The Aegis dataset offers a rare, transparent look at the real risks of AI-generated conversations. While most unsafe content falls into a handful of well-known categories, a substantial share remains ambiguous, defying easy classification. Both users and language models contribute to the problem, and overlapping risks make moderation even more complex.
As AI continues to shape the digital world, understanding-and visualizing-these risks is a crucial step toward building safer, more trustworthy systems. The challenge now is to ensure our moderation tools, policies, and taxonomies keep pace with the evolving landscape of online harm. Collaboration between researchers, industry, and civil society will be essential to meet this challenge and to ensure that AI serves the public good.
This analysis explores patterns in AI safety risks by examining the Aegis AI Content Safety Dataset, a collection of approximately 11,000 human-LLM conversations annotated by Nvidia for various harmful content categories.
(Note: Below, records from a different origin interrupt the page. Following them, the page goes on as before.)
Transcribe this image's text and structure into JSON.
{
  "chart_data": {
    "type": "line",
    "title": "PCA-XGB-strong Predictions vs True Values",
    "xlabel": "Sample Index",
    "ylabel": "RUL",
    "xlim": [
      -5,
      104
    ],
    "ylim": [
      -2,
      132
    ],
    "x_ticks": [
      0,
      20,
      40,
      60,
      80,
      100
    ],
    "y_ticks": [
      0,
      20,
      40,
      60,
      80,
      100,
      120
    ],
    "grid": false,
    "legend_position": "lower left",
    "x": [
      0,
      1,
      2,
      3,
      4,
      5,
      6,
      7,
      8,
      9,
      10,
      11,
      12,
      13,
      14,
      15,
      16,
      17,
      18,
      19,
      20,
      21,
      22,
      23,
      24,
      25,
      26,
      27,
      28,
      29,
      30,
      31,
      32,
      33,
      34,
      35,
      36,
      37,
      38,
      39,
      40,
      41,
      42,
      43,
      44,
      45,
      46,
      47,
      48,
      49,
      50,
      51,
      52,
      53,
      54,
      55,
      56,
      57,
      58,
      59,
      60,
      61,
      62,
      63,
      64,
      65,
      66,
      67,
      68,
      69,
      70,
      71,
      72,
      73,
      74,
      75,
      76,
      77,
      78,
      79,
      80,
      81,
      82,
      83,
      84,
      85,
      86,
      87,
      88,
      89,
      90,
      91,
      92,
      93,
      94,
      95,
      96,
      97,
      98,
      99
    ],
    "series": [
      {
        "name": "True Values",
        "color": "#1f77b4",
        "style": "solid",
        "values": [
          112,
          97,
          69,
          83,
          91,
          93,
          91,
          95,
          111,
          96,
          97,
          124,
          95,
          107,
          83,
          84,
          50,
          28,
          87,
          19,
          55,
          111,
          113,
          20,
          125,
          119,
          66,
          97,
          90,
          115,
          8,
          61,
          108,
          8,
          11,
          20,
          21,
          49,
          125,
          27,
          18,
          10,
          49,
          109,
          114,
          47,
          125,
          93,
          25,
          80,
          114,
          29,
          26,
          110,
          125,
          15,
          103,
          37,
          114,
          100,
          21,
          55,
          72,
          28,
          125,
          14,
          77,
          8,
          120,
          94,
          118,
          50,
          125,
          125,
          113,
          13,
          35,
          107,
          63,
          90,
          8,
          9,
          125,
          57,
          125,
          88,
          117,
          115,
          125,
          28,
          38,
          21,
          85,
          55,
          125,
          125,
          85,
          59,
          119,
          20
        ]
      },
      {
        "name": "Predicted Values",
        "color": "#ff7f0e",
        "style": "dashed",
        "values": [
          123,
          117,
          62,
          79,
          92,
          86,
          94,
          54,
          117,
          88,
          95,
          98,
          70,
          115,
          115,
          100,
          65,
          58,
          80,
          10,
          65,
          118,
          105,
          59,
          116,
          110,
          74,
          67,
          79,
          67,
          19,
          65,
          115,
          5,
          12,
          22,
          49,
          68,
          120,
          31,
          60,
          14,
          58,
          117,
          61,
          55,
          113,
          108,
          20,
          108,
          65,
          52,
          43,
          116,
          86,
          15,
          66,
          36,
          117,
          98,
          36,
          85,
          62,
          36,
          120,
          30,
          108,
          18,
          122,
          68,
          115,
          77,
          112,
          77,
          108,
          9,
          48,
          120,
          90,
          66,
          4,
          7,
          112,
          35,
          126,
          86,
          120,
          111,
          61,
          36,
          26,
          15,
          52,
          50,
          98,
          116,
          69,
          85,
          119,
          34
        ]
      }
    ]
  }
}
The Aegis dataset itself builds upon Anthropic's HH-RLHF dataset prompts but generates new responses with Mistral-7B and includes expert annotations.
My analysis went looks deeper into these datasets through several technical steps:
All visualizations were created as responsive SVGs using ai2html to ensure proper display across desktop and mobile devices. I developed separate landscape and portrait versions of each chart to optimize the user experience on different screen sizes.
Limitations: The dataset contains conversations with a specific model (Mistral-7B) and may not represent behavior across all LLMs. The annotations reflect judgments from Nvidia's team of U.S.-based annotators and may not capture cultural nuances across global contexts. The "Other Risks" category lacks detailed sub-categorization, limiting deeper analysis of these ambiguous harms.